Yeah breakups are sad but have you ever come home to find out you forgot to turn on your crockpot?
Every gift guide for men is like “A flannel flask to hold your knife flavored whiskey.”
Covid has the side effect of making us long for a time we didn’t even like.
[interrogation]
ME: I’ll only answer questions if that officer over there starts kissing my face
COP: Again, the police dog isn’t an officer
It was the best of times, it was the trying to get to the recipe at the bottom of a food blog of times
Here’s the most important thing to keep in mind when your kid starts kindergarten: picking them up. Yeah…I just got “the call.”
Gym memberships are for people who don’t have toddler toys all over the house to pick up.
10YO: [on her ipad] beat my high score!
ME: y’know they’re just numbers on a screen right? they don’t mean anything
[checks follower count]
I just flashed a goofy smile at the guy coming out of the bathroom at the coffee place because thought it was my husband. Then, to make it less awkward I said, “sorry you’re not my husband”.
I really wish my twitter crush would scream out my name instead of ‘hey you’ every time he catches me in the tree in his front yard.
My relationship advice?
Play Chess instead.
It’s less complicated.
Therapist: How does that make you feel?
Me: Like I want to stab someone.
Therapist: That’s an action, lets focus on a feeling word.
Me: Like if I don’t get to stab someone I will be sad.
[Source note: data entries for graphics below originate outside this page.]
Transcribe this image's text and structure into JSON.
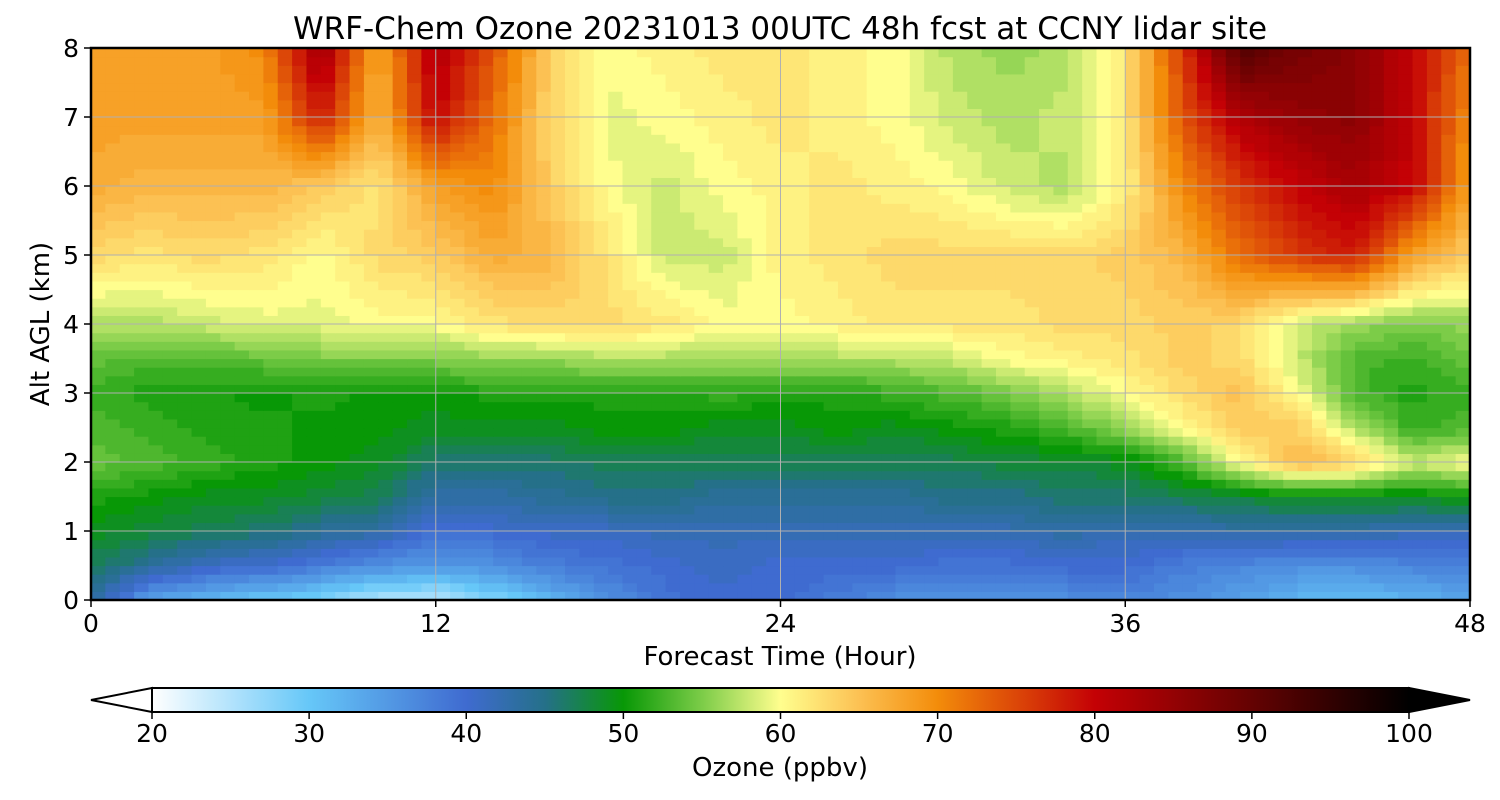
{
  "chart_data": {
    "type": "heatmap",
    "title": "WRF-Chem Ozone  20231013 00UTC 48h fcst at CCNY lidar site",
    "xlabel": "Forecast Time (Hour)",
    "ylabel": "Alt AGL (km)",
    "xlim": [
      0,
      48
    ],
    "ylim": [
      0,
      8
    ],
    "xticks": [
      0,
      12,
      24,
      36,
      48
    ],
    "yticks": [
      0,
      1,
      2,
      3,
      4,
      5,
      6,
      7,
      8
    ],
    "grid": true,
    "x": [
      0,
      2,
      4,
      6,
      8,
      10,
      12,
      14,
      16,
      18,
      20,
      22,
      24,
      26,
      28,
      30,
      32,
      34,
      36,
      38,
      40,
      42,
      44,
      46,
      48
    ],
    "y": [
      0,
      0.5,
      1,
      1.5,
      2,
      2.5,
      3,
      3.5,
      4,
      5,
      6,
      7,
      8
    ],
    "values": [
      [
        44,
        34,
        32,
        30,
        28,
        25,
        24,
        28,
        32,
        36,
        39,
        40,
        40,
        38,
        36,
        35,
        35,
        36,
        37,
        36,
        34,
        32,
        31,
        32,
        34
      ],
      [
        47,
        44,
        41,
        40,
        38,
        36,
        35,
        36,
        38,
        39,
        40,
        41,
        40,
        40,
        40,
        39,
        39,
        40,
        40,
        38,
        37,
        36,
        36,
        37,
        38
      ],
      [
        49,
        48,
        47,
        46,
        44,
        43,
        39,
        40,
        41,
        41,
        42,
        42,
        42,
        42,
        42,
        42,
        42,
        43,
        42,
        42,
        43,
        43,
        43,
        42,
        42
      ],
      [
        51,
        50,
        49,
        49,
        48,
        47,
        43,
        43,
        44,
        45,
        45,
        44,
        44,
        44,
        44,
        45,
        45,
        46,
        46,
        47,
        48,
        49,
        49,
        49,
        50
      ],
      [
        54,
        53,
        52,
        51,
        50,
        49,
        46,
        46,
        46,
        47,
        47,
        47,
        47,
        47,
        47,
        47,
        48,
        48,
        49,
        53,
        60,
        66,
        64,
        58,
        60
      ],
      [
        53,
        52,
        51,
        51,
        50,
        50,
        49,
        49,
        49,
        50,
        50,
        49,
        49,
        50,
        49,
        50,
        51,
        53,
        56,
        60,
        64,
        64,
        57,
        52,
        53
      ],
      [
        52,
        51,
        51,
        50,
        51,
        50,
        50,
        51,
        51,
        51,
        51,
        52,
        51,
        51,
        52,
        53,
        55,
        57,
        60,
        63,
        65,
        60,
        53,
        51,
        52
      ],
      [
        54,
        53,
        53,
        54,
        55,
        55,
        55,
        56,
        56,
        57,
        57,
        56,
        57,
        57,
        57,
        58,
        60,
        61,
        62,
        64,
        63,
        58,
        53,
        52,
        54
      ],
      [
        57,
        57,
        58,
        59,
        59,
        60,
        60,
        62,
        63,
        63,
        62,
        60,
        60,
        61,
        62,
        62,
        62,
        63,
        63,
        64,
        63,
        58,
        56,
        55,
        56
      ],
      [
        63,
        62,
        63,
        62,
        60,
        63,
        64,
        67,
        66,
        62,
        58,
        58,
        61,
        62,
        63,
        63,
        63,
        63,
        64,
        66,
        72,
        76,
        78,
        68,
        64
      ],
      [
        67,
        66,
        66,
        66,
        64,
        62,
        68,
        70,
        64,
        60,
        58,
        60,
        61,
        62,
        61,
        60,
        58,
        57,
        61,
        70,
        76,
        80,
        83,
        80,
        68
      ],
      [
        68,
        68,
        68,
        68,
        78,
        66,
        80,
        72,
        63,
        59,
        60,
        61,
        62,
        61,
        60,
        58,
        57,
        58,
        62,
        74,
        82,
        85,
        86,
        80,
        70
      ],
      [
        68,
        68,
        68,
        70,
        84,
        67,
        82,
        74,
        64,
        60,
        61,
        62,
        62,
        61,
        60,
        57,
        56,
        57,
        62,
        76,
        92,
        88,
        86,
        80,
        72
      ]
    ],
    "colorbar": {
      "label": "Ozone  (ppbv)",
      "min": 20,
      "max": 100,
      "ticks": [
        20,
        30,
        40,
        50,
        60,
        70,
        80,
        90,
        100
      ],
      "extend": "both",
      "stops": [
        {
          "v": 20,
          "c": "#ffffff"
        },
        {
          "v": 30,
          "c": "#66c7f8"
        },
        {
          "v": 40,
          "c": "#3f6bd0"
        },
        {
          "v": 45,
          "c": "#257089"
        },
        {
          "v": 50,
          "c": "#089806"
        },
        {
          "v": 55,
          "c": "#7ccc48"
        },
        {
          "v": 60,
          "c": "#fffe8e"
        },
        {
          "v": 65,
          "c": "#fcc153"
        },
        {
          "v": 70,
          "c": "#f38c0a"
        },
        {
          "v": 80,
          "c": "#c40105"
        },
        {
          "v": 90,
          "c": "#640202"
        },
        {
          "v": 100,
          "c": "#000000"
        }
      ]
    }
  }
}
bragging about how I’ve “really turned my life around recently” without mentioning in which direction
What idiot called it “leaving right after sex” and not “nuts and bolts”?
I love eating my wife’s snacks because she seals them well and they stay crisp but if I eat more later, they’re no longer crisp because I didn’t seal them. So you see my dilemma.
I’m trying to like people but boy oh boy do they make it hard.
Did you guys know you get a full body massage while being embalmed? I can’t wait.
And for my next trick, I’m going to make this first date the last date.
there are smart kids. Then there are my kids heating popsicles up in the microwave.
I bought my son a book about bats and halfway through it he shouted out, “WHAT??? BATS ARE REAL?!?!” All this time he thought they were made up for Halloween like ghosts and witches
Me: *trying to get comfortable on your wicker chair* I wonder if this is what sitting on shredded wheat feels like.
If you post a handstand photo of yourself at the beach in Uggs you’re automatically entered into an essay contest on why you love your Jetta
Do not ask for who the bell tolls because it’s whom you monster
me: i should go to sleep
brain: read every political tweet that’s ever been written. let the rage fuel you. sleep is for the weak
Me: *drops toddler off at gym daycare*
DC: Which room will you be working out in?
Me: None of them, I just need to take a shower.
me: oh… exhibition game
rest of the basketball team: would you PLEASE put some clothes on
Someone just got sent home for having a meltdown. I’ve never been so jealous of a coworker in my life.
imagine being a bald vampire and every time you walk by a mirror your toupee is just floating.